Change is hard. Routines give life structure and reduce anxiety. This is probably especially true in a partially autistic household…
But sometimes, you have to swallow your fears and set out into the great wide somewhere, without knowing what might happen, even expecting that something may happen for which you are utterly unprepared.
And then, sometimes – more often than your fears would lead you to believe – there is freedom, and there is joy.
There are places and times when the beauty and the wonder overcomes the discomfort of uncertainty or freezing water, and happiness can reign uncontested.

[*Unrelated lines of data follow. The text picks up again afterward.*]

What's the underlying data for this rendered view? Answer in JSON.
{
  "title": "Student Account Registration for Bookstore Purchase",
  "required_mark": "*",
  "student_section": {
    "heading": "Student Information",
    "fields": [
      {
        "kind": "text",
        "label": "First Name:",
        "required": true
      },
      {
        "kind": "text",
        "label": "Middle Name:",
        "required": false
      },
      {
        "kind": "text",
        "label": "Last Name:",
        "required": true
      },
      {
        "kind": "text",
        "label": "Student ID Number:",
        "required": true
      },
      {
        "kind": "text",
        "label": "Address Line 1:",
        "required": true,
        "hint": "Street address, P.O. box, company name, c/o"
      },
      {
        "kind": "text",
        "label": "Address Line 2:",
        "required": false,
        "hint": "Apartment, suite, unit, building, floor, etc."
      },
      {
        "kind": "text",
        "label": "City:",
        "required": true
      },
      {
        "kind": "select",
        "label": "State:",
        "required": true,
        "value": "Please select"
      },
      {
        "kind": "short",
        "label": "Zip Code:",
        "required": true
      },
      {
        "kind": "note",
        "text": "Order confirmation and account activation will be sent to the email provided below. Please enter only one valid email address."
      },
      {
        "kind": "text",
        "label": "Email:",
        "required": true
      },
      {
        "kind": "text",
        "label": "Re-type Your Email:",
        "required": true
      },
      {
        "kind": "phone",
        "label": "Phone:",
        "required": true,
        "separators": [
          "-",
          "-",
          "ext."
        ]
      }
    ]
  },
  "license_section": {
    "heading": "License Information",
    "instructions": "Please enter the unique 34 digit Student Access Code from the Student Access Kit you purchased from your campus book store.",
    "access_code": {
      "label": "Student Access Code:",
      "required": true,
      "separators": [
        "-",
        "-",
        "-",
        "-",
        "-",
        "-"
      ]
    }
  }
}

There are moments when the lure of the next rock over proves greater than your apprehension about the deep pool that lies between you and it, and moments when crossing over through your fears ends up being one of the best parts of your day because that thing you were so worried about is actually something you love, that brings out the adventurer in your soul.
It takes a lot of energy to step outside the normal and comfortable patterns of everyday life; I’ve discovered that I need to plan for a day of rest and recovery afterwards. But the thrill of living more fully, more expansively, less bound by our anxieties and routines, is very often worth it.
And for me, the scent of the clean air, the caress of the warm sun, the rhythm of the flowing water, the strength and grace in every line of plant and rock – those things are always worth the effort it takes to find them.
(Many thanks to the friends who made this possible by inviting us along and giving me a safety net to quiet my anxieties! I wouldn’t have gone without the assurance of helping adult hands, since my husband wasn’t able to come along, and now I know that I am capable of handling this kind of adventure on my own in the future. Your support was invaluable for the moment as well as for the moments that are still to come.)